Kungsträdgården in Stockholm is a nice place.

When the cherry trees are in bloom, for example, pink fluff is pretty much everything you see when you look out the window, perhaps west from one of the bank palaces.

But in SEB, the bank management's job has been to turn its gaze in the other direction, to the east.

Which they obviously did not do.

Several of the major Swedish banks were tempted to move east in connection with the Baltic countries joining the EU in 2004. Unexploited markets usually mean high profit chances, and shareholders were not disappointed.

But lending grew so fast, and with such poor control, that in connection with the financial crisis it ended with a total disaster that not only affected the banks and the entire Baltic countries but even threatened the Swedish banking system.

Still, they continued to work with the principle of zero check.

When money poured in to the Baltic subsidiaries, they thanked and accepted - even in cases where there were clear warning signs that the bank accounts were used for money laundering.

The Swedish standard statement in retrospect, "We have been naive", was also heard from the replaced management in Swedbank after UG's revelation last year.

But when it comes to business, it is difficult to ignore the fact that the other side of this naivety often consists of billion-dollar profits.

So it is profitable to close your eyes, hard.

Not even the Financial Supervisory Authority understood as late as 2018 that money laundering is so harmful, not only for society but also for the banking system, that one needs to keep some control over it from the bank's head office even if it takes place on the other side of the Baltic Sea.

After Assignment review revelations last year, however, both Swedbank and SEB have received fines of billions.

SEB receives harsh criticism for not having had control from Stockholm, not even in cases where the subsidiaries in the Baltics have classified customers as high-risk customers.

However, the information in today's disclosure comes neither from Swedish banks nor the Swedish Financial Supervisory Authority, but from the US Financial Police.

In the reports to the US Financial Police, which Assignment Review has read, the US banks have already reacted in 2017 to companies that are part of the huge money laundering system called "The Russian Laundromat".

So there are companies here that SEB has also helped with transactions.

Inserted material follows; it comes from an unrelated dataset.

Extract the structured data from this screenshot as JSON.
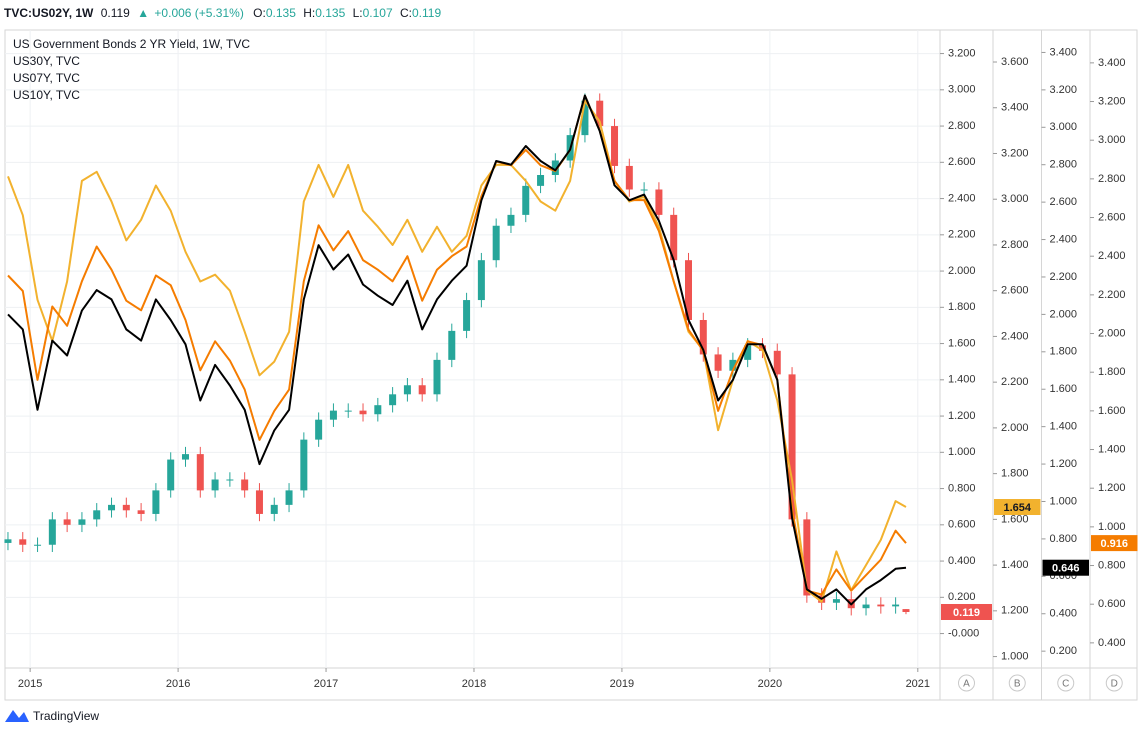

It is in the United States that the really large fines can be imposed, for anything that in any way has to do with dollars.

And the demands on banks to detect and prevent money laundering have become enormously stricter.

This also applies to other actors who are in some way involved in companies used for money laundering.

In the audit last year, Uppdrag granskning found a company in Skåne that was linked to one of the money laundering suspected SEB customers.

There were inexplicable amounts, connections to Russia and owner companies in various tax havens.

I found even more strange transactions when I looked further into it, but could absolutely not prove real money laundering.

Nevertheless, a lawyer in Stockholm, who appeared as a service person, was warned by the Swedish Bar Association after the publication.

Banks have invested billions in monitoring and reporting suspicious transactions.

But too late, at least according to the Swedish Financial Supervisory Authority.

So now the billion-dollar game for the banks may be about silence rather than closing their eyes.

Possibly this is why Swedbank's former CEO so persistently denied money laundering problems, and possibly this is why SEB's current CEO denied red flags in the media and did not allow himself to be interviewed by Assignment Review.